Monday, November 7, 2011

Along the Amu Darya -- the Oxus River

First, to westerners the Amu Darya is a mystery.  It is a great river that has supported more than one civilization in its history.   To give an authoritative source on its location and the lands it waters:

*Amu Darya or Amudarya , river, c.1,600 mi (2,580 km) long, formed by the junction of the Vakhsh and Pandj rivers, which rise in the Pamir Mts. of central Asia. It flows generally northwest, marking much of the northern border of Afghanistan with Tajikistan, Uzbekistan, and Turkmenistan before flowing through the Kara Kum desert of Turkmenistan and Uzbekistan, and entering the S Aral Sea through a delta. The river drains c.180,000 sq mi (466,200 sq km). It flows swiftly until it reaches the Kara Kum where its course braids into several channels. The Amu Darya provides water for irrigation.... The Kara Kum Canal (c.500 mi/800 km long) carries water from the Amu Darya near Kelif across S Turkmenistan to Ashgabat and supplements the flow of the Tejen and Murgab rivers.*
"Amu Darya" The Columbia Encyclopedia, Sixth Edition. 2008. 
The first named culture that settled and flourished in that area East of the Caspian is the Djeitun, a group that had separate small communities of houses made of mud cylinders and earth floors.  The houses varied in size from about 45 square feet to 100 square feet per dwelling.  The land around the few dwellings in each community was used to domesticate wild wheat and barley, goats and cattle.  The people used animal bones to make tools such as sickles to harvest the grain.  They inserted rows of stone blades into the sickle shaped bones. (Ref: Victor Sarianidi, Margiana and Protozoroastrism)
This was happening around 6,000 B. C.  These small settlements endured for a long time, leaving cultural deposits of stone and bone tools and later clay vessels as much as 20 feet deep in some locations.  At some point about twenty-five hundred years after the Djeitun culture was settled in the area between the Amu Darya and the area now covered by the Caspian Sea, a group of nomad farmers, so-called because settlements with related cultural artifacts were scattered over such a wide area from Anatolia (Turkish Plateau) to the Indus Valley, including several settlements in the land watered by the Amu Darya.  
By 2,500 B. C. they were producing amuletic ornaments made of stone, bone, shell and copper, and even some of silver.  The ornaments called seals or stamp seals by Dr. Sarianidi, the excavator of numerous such ornaments, were used to make impressions in clay, because the excavators of this culture have found the stamp seals along with the old impression together in the same level of the excavation.  The seals or amulets are formed with a handle and usually a loop in the handle for hanging on a cord.  

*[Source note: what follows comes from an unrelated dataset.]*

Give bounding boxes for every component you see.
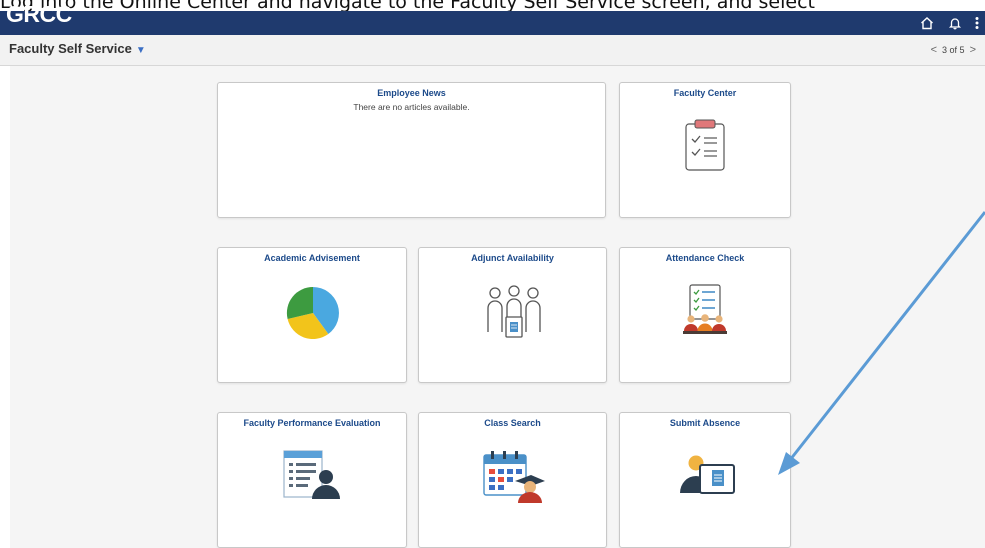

The bronze compartmented seals became much more complex and are the identifying mark of this Bronze Age culture in Central Asia.  Here is a photo of one of the more intriguing examples: 

According to Victor Sarianidi, the excavator of Gonur Depe, Margiana, an ancient walled city on a large channel of the Amu Darya, this is a copper (the primary metal of the Bronze Age) compartmented seal showing 3 serpents entangled.  It is in my collection and was published in Sarianidi's work Myths of Ancient Bactria and Margiana...   

I have two alabaster seals from Bactria in modern day Afghanistan that illustrate the same myth that had prominent currency in the spirituality of ancient Bactria and Margiana, along the Amu Darya.  Here are those two fascinating ornaments to consider:
This serpent is eating its own tail.Here we see two serpents eating a goat.  This symbol of the serpent or serpent dragons (snakes with feet) figures very prominently in the Bactria-Margiana myths.  Oddly enough, each of the seven times my husband went to the excavation site at Gonur Depe, he was reminded to watch out for the huge dragon-lizard that lived along the channel of the Amu Darya and would smell up your tent if you let him get in it.  

I have no idea and have found no speculation by the archeologists or anthropologists that the figures on the amulets could have been related to a real serpent with feet -- a huge lumbering smelly lizard that still lives in Gonur Depe.  

 The items in my personal collection had been clandestinely excavated and sold in the Kabul, Afghanistan bazaar before Dr. Sarianidi did any excavations in Afghanistan or Turkmenistan.  That is how he came to explore the possibility of trying to find the civilization that had produced the ancient artifacts he found in so many hands in Kabul.  When we went searching for information on the items we had bought, we found Dr. Sarianidi and that is how we became interested in his continuing work.